Definition
A disorienting physiological reaction caused by exposure to flashing light at frequencies roughly between 4 and 20 cycles per second. In aircraft, it is most often produced by sunlight passing through a slowly turning propeller, a strobe reflecting off cloud or haze, or rotating beacon light entering the cockpit. Symptoms can include dizziness, nausea, confusion, headache, and in rare cases seizure-like reactions.
Plain English
A dizzy, queasy, or disoriented feeling brought on by a fast flickering light in the cockpit, such as sunlight chopped up by a spinning propeller.
Context Anchor
Seen in aviation human factors discussions, especially when flying toward a low sun or when flashing light passes through a propeller or rotor.
Derivation
From flicker (a rapid, repeated wavering of light) and vertigo (from Latin vertere, 'to turn'), originally meaning a sensation of spinning.
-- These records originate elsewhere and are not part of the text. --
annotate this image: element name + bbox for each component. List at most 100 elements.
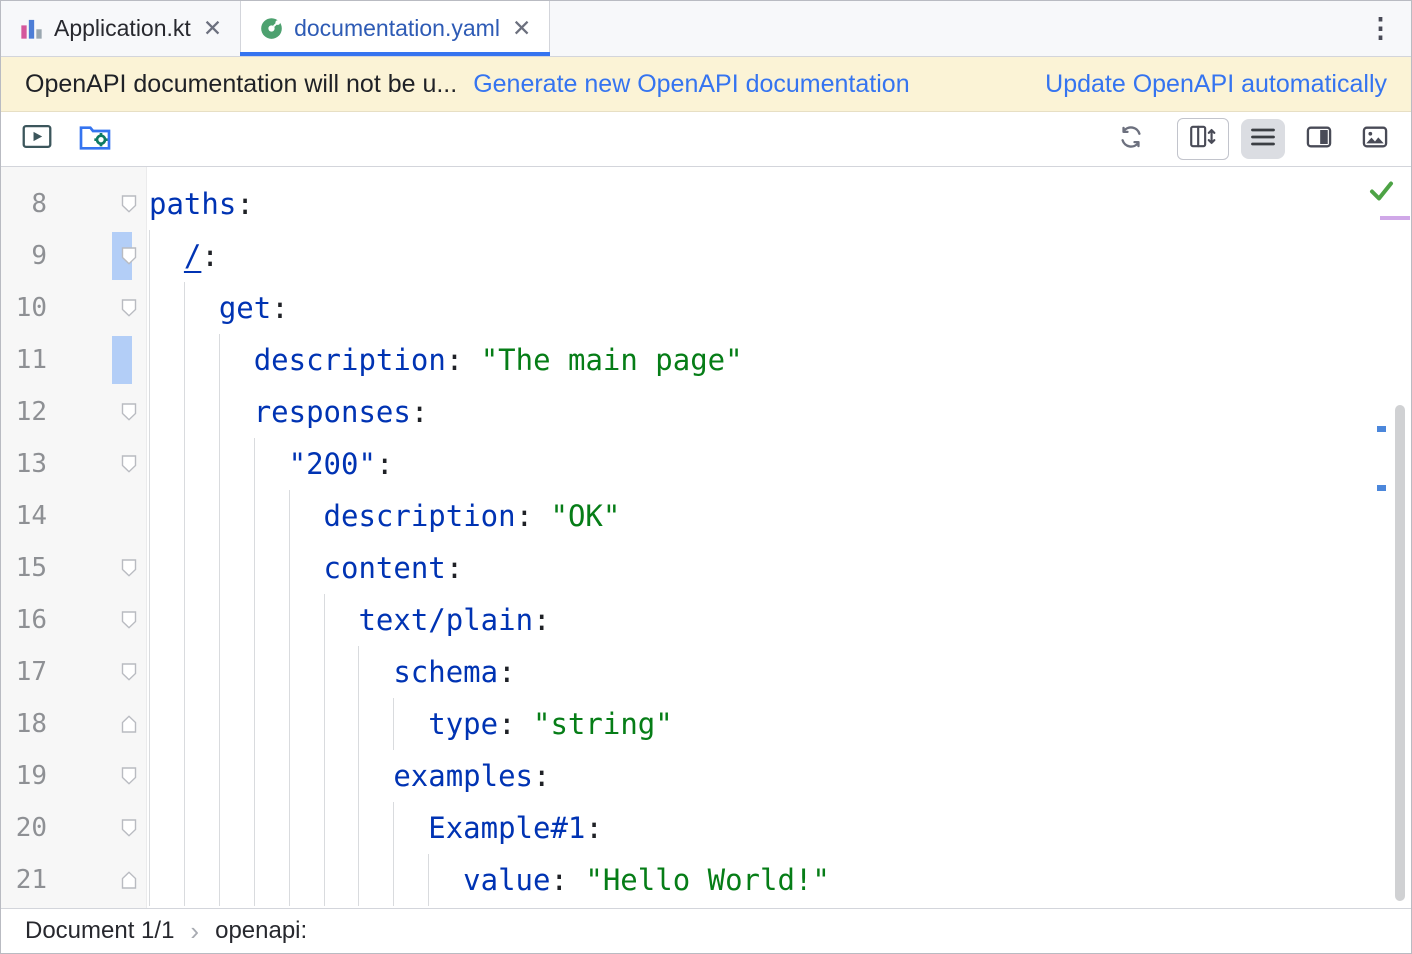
code-editor[interactable]: 8paths:9/:10get:11description:"The main … bbox=[1, 167, 1411, 908]
editor-and-preview-icon bbox=[1305, 123, 1333, 156]
indent-guide bbox=[184, 594, 219, 646]
refresh-icon bbox=[1117, 123, 1145, 156]
code-line-18[interactable]: 18type:"string" bbox=[1, 698, 1411, 750]
colon: : bbox=[446, 551, 463, 585]
update-openapi-link[interactable]: Update OpenAPI automatically bbox=[1045, 70, 1387, 99]
colon: : bbox=[201, 239, 218, 273]
fold-up-icon[interactable] bbox=[121, 715, 137, 734]
code-line-10[interactable]: 10get: bbox=[1, 282, 1411, 334]
line-number: 18 bbox=[1, 698, 47, 750]
generate-openapi-link[interactable]: Generate new OpenAPI documentation bbox=[473, 70, 909, 99]
indent-guide bbox=[184, 386, 219, 438]
indent-guide bbox=[324, 750, 359, 802]
code-line-19[interactable]: 19examples: bbox=[1, 750, 1411, 802]
fold-down-icon[interactable] bbox=[121, 767, 137, 786]
indent-guide bbox=[219, 334, 254, 386]
indent-guide bbox=[184, 438, 219, 490]
colon: : bbox=[550, 863, 567, 897]
indent-guide bbox=[149, 854, 184, 906]
colon: : bbox=[411, 395, 428, 429]
code-line-13[interactable]: 13"200": bbox=[1, 438, 1411, 490]
fold-down-icon[interactable] bbox=[121, 195, 137, 214]
code-line-11[interactable]: 11description:"The main page" bbox=[1, 334, 1411, 386]
indent-guide bbox=[219, 438, 254, 490]
indent-guide bbox=[254, 802, 289, 854]
inspection-ok-check-icon[interactable] bbox=[1368, 179, 1395, 207]
code-line-14[interactable]: 14description:"OK" bbox=[1, 490, 1411, 542]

Together the term names a spinning or disoriented feeling triggered specifically by flickering light.
Why Pilots Care
It can trigger sudden disorientation that leads to incorrect control inputs and loss of aircraft control.
Grounding Statement
Picture flying toward a low sun while the propeller chops the sunlight into fast flashes across your eyes.
Intuition Check
Flicker vertigo is not just annoying glare or ordinary motion sickness. The repeated flashing itself can trigger real physical symptoms.
Example Sentence 1
Flying west into a low sun, the pilot noticed the propeller was creating a strong flicker on the panel and adjusted RPM slightly to break up the flicker vertigo effect.
Example Sentence 2
Changing heading slightly reduced the flicker rate and eliminated the vertigo symptoms.